En un contexto de creciente preocupación por los femicidios y la violencia de género, se aborda la problemática desde diversas perspectivas, incluyendo la actuación del Poder Judicial, el discurso político y la necesidad de políticas públicas efectivas.
Se cuestiona la reticencia de algunos sectores a caratular los casos como femicidio, así como el discurso público que minimiza la gravedad de la violencia de género. Se menciona un proyecto de ley de la senadora Lozada que, según la abogada feminista Sabrina Cartavia, podría desalentar las denuncias y criminalizar a quienes asisten a las víctimas.
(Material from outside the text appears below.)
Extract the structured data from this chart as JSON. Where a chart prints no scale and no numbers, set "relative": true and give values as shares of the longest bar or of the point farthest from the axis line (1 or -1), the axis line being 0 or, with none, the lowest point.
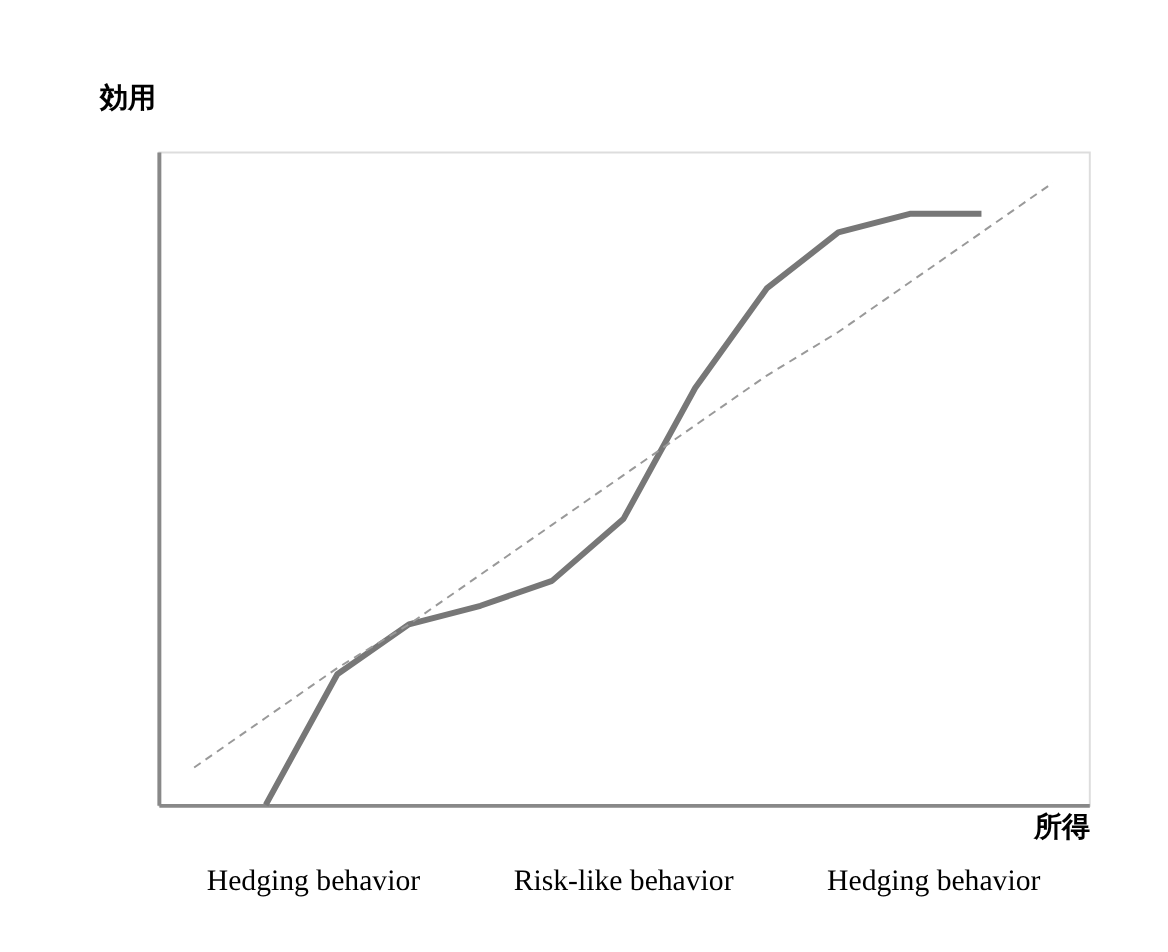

Se critica la falta de recursos y la ineficiencia del sistema judicial para proteger a las mujeres, evidenciada en casos como el de Agostina, donde la impunidad parece haber primado. Se señala que el "negocio del género" y la asignación de presupuestos millonarios a planes y ministerios no se traducen en soluciones concretas.
La abogada destaca la importancia de la movilización y la presencia en las calles para reclamar justicia y poner un límite a la violencia. Se subraya la desolación y la falta de confianza en el sistema, especialmente ante el alto índice de incumplimiento de cuotas alimentarias y la dificultad para acceder a medidas de protección efectivas.